My parents brought five boys into the world, prior to a daughter being born. My Mom always said,
“The boys were so much easier to take care of than you girls!” Personally, I think she was just tired by the time the next four of us arrived in this world. Pardon my digression, but it leads us to the story of the fur piece. Without understanding the bedlam of the house, the story would not be as delightful!
I was only three or so at the time, but I recall vividly the uproar caused by the fur piece!
Apparently, my Great Aunt Gerty was beginning to decline in health and lay bedridden in the rear bedroom. Relatives from Port Washington would drive over once a month to visit her. Each time they visited they would bring a cake box along. However, there was no cake, or anything else!! And each time they would leave, my Mom would notice another missing knick-knack or piece of jewelry. Soon there was only the fur piece remaining. The fur piece was a shrunken fox, with piercing eyes, and little feet! Its glass eyes would peer into mine and when I saw it around Aunt Gerty’s shoulders, I kept wondering when this “thing” would leap off of her and attack me!

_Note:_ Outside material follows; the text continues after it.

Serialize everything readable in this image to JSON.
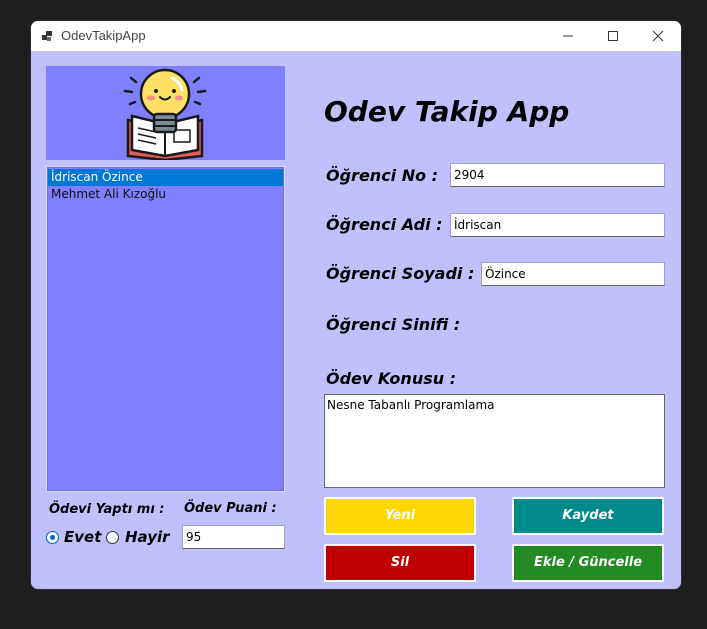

Evidently, this fur piece was a highly sought after possession!
On the morning these people were to arrive, Mom said at breakfast, “Well, there is only one thing remaining to be smuggled out with that cake box! The fur piece!” Then she went on to prepare eggs and oatmeal for the hungry mouths around the table. Of course, Claude and Richie’s eyes lit up at the mention of the fur piece and they began whispering between the two of them. My Mom was too busy with the food preparation to notice, but once the food disappeared, the two boys vanished! I thought to myself, “What are those two up to?”
The day moved on, and the relatives arrived and the visit began.

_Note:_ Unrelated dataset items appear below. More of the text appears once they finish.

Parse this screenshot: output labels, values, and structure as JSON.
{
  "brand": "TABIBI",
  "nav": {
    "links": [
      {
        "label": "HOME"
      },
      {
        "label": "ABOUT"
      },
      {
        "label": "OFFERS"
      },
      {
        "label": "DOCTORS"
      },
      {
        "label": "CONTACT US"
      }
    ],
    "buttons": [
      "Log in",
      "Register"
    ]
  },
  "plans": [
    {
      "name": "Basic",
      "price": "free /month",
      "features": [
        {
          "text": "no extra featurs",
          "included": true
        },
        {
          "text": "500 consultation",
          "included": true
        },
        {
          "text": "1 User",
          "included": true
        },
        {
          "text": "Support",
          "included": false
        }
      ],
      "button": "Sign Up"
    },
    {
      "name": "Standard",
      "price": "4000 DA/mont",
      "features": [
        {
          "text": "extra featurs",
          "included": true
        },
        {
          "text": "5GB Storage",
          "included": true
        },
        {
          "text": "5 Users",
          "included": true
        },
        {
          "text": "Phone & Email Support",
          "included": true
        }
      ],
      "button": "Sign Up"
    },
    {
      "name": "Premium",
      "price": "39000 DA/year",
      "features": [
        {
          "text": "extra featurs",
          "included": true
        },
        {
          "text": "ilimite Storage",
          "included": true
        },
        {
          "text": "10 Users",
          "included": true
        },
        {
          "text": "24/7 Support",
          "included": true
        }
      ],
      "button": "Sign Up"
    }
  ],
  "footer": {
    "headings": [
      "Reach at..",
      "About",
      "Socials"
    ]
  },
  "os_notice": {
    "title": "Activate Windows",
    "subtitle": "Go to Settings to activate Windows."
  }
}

All of a sudden there was an old lady’s shriek from the bedroom! My Mom ran to see if Great Aunt Gerty had fallen out of bed.
However, when she arrived in the room, Great Aunt Gerty was sitting upright in the bed, with a stern face, and screamed at my Mom: “WHERE is that fur piece! You stole it! You thief!” Maggie would like to borrow it from me for a wedding she has to go to. WHERE is it?”
My Mom, of course, adamantly responded, “I have no idea WHERE your fur piece is!”
Meanwhile, I was outside, playing in the dirt under the cedar tree when I heard scrambling on the roof of our two story home. Claude and Richie were dangling a dead animal from the roof! I screamed as any three year old would do! Then I ran and said to Mom, “Claudie and Richie are on the roof! They killed an animal! It is hanging from the roof!”
My Mom, of course, scolded the boys and ordered them down. Then promptly took the “dead thing” and brought it to my Great Aunt Gerty.
Shortly, the relatives from Port Washington concluded their visit and, once again, left with the cake box.
Funny, I never did have a piece of cake!